Anyways, to answer your question, yes, this model should work on text inputs. The reason why you are getting "None" from tf.gradients() is because your input is discrete and Keras embedding layer is non-differentiable w.r.t data. However, you should be able to differentiate w.r.t the vector representations of the input words.
I'm also finding a similar issue and wondering the best way to approach this.
e.g. if I wanted to use a model such as:
model = Sequential()
model.add(Embedding(1000, 100, input_length=200))
model.add(LSTM(100))
model.add(Dense(1, activation='sigmoid'))
Do you know the easiest way to modify the IG implementation to support attributions on such a network? @aman313, have you been able to fix this yet?
Thanks!
@b-carter Well, it ain't very pretty, but I hacked around this simply by extending the model class to include a property which I then set to point to the output tensors of the embedding layer. Then I pass this as the second parameter in get_gradients call in IG code. Perhaps a better way would be to name the layer and use keras in-built functions to get output of the layer by name. Cheers.

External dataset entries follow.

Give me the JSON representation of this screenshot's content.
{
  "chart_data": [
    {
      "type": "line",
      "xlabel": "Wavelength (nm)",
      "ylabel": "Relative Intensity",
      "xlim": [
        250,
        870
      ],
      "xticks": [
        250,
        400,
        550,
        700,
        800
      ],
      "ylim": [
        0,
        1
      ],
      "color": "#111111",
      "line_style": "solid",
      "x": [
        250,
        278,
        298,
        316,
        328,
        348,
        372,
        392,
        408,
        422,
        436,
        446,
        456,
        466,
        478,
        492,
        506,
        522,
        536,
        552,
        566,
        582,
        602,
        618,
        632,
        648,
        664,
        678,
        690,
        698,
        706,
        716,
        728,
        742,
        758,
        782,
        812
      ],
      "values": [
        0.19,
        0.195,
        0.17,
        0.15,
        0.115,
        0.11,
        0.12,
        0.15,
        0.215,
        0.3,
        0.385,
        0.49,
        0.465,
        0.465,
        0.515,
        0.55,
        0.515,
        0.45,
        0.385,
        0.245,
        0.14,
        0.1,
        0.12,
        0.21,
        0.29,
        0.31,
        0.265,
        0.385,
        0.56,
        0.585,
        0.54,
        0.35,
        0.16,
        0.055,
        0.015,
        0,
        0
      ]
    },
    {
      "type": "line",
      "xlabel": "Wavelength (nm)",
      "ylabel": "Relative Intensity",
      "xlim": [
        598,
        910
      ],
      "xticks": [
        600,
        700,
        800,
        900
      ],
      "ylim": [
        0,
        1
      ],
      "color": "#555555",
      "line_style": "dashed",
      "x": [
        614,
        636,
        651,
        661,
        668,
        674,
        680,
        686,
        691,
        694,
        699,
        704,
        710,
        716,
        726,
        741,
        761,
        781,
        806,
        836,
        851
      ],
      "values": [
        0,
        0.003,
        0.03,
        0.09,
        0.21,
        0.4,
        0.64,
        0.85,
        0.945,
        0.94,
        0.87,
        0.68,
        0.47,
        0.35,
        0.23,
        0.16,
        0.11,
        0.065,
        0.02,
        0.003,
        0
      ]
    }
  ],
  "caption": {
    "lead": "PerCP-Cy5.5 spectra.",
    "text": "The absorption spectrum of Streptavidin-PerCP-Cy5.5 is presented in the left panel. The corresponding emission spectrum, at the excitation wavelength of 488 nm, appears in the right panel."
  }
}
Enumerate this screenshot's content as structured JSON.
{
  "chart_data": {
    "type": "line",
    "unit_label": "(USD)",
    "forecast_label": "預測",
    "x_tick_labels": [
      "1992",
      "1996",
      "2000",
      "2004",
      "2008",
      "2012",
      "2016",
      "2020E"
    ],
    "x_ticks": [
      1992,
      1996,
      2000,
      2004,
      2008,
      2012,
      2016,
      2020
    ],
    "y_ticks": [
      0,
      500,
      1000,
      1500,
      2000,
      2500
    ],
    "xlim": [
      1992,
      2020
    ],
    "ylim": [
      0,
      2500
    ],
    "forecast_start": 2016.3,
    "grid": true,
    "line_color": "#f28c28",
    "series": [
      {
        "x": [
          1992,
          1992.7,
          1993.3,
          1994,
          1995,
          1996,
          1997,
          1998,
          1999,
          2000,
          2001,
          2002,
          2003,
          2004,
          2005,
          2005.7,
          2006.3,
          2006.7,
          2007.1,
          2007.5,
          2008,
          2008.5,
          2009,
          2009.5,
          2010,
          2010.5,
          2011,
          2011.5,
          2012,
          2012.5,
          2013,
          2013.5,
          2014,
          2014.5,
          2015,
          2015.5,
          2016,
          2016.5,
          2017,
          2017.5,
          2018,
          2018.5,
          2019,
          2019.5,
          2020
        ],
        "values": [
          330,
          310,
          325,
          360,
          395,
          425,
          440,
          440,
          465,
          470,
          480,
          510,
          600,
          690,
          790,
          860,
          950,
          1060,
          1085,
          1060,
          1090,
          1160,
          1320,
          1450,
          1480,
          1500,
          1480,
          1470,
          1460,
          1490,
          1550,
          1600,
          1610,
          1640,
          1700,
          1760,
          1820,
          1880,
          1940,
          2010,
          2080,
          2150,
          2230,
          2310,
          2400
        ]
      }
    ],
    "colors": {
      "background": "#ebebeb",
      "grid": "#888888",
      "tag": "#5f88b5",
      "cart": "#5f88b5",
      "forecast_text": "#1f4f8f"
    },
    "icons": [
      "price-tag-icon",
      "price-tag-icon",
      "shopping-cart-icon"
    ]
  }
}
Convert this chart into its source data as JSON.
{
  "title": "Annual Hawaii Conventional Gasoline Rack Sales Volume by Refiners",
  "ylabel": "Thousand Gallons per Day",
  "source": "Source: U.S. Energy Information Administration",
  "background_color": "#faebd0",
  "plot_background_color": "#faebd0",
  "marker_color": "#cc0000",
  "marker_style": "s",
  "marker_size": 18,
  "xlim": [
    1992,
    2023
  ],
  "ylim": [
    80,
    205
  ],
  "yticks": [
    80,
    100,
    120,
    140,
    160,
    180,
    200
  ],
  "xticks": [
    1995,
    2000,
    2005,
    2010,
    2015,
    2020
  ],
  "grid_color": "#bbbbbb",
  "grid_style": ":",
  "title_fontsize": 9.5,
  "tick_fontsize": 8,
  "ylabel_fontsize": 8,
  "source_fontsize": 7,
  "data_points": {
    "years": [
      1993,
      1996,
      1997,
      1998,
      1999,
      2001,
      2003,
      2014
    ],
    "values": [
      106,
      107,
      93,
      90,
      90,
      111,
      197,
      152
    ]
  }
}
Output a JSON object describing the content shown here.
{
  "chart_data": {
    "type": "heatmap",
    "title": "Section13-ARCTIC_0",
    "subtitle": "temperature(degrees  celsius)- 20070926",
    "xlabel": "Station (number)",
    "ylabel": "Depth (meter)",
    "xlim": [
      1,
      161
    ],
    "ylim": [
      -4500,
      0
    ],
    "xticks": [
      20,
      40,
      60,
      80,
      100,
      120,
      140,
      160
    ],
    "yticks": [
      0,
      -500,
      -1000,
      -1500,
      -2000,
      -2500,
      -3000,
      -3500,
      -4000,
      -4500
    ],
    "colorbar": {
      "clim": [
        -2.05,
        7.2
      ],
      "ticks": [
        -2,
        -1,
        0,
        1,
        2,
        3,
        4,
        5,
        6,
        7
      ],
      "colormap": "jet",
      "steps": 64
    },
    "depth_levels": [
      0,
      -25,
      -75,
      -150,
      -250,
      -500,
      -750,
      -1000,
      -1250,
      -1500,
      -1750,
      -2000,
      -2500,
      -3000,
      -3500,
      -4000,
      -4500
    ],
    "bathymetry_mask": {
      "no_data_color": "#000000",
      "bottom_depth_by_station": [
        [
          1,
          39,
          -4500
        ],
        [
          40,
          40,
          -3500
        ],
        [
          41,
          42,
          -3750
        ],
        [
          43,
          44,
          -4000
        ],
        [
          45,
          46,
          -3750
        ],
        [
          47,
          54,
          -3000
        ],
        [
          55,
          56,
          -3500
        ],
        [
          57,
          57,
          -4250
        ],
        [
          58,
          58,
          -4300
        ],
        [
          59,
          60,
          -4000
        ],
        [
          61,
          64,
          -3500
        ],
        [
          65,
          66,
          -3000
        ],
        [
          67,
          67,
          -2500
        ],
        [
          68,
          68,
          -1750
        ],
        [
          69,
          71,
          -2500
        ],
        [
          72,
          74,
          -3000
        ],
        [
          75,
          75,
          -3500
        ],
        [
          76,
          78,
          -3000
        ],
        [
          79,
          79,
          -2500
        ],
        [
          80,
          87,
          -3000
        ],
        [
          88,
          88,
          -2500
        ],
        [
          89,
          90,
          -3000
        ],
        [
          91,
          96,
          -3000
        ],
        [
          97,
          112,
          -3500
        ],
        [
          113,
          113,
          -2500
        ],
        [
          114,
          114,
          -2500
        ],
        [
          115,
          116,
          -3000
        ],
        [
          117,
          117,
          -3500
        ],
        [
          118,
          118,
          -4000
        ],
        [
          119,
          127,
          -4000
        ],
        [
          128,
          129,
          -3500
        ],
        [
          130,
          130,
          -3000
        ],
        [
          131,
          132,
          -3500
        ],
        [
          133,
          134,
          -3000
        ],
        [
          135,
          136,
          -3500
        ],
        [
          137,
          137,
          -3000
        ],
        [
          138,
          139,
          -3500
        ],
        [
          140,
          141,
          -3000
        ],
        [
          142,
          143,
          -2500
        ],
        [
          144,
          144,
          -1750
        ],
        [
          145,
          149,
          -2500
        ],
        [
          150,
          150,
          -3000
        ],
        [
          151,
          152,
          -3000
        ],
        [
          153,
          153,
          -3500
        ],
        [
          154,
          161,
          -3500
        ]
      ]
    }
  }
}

Thanks! I'm trying to get that to work. Did you have to make any changes down by the for
loop on lines 141-143? I'm getting a broadcast error from the np.multiply
call down there.
For reference, I had changed the second param in the get_gradients call to self.model.layers[1].output
(where layers[1] is the embeddings layer).
@aman313 - I am not sure I understand how you did that? If we get gradients for embedding layer, how do you attribute it back to each input? Could you point me to the changes you have made? Thanks
An embedding layer is mathematically equivalent to having a dense layer on 1-hot encoded inputs. People use it to save space because you cannot possible fit all input samples when you have millions of words that you need to 1-hot encode.
Each row of dense weights corresponds to an embedded vector in an embedding layer. So instead what you can do is to take partial gradient with respect to an input of 1 at the first embedding layer, and you should get what you want.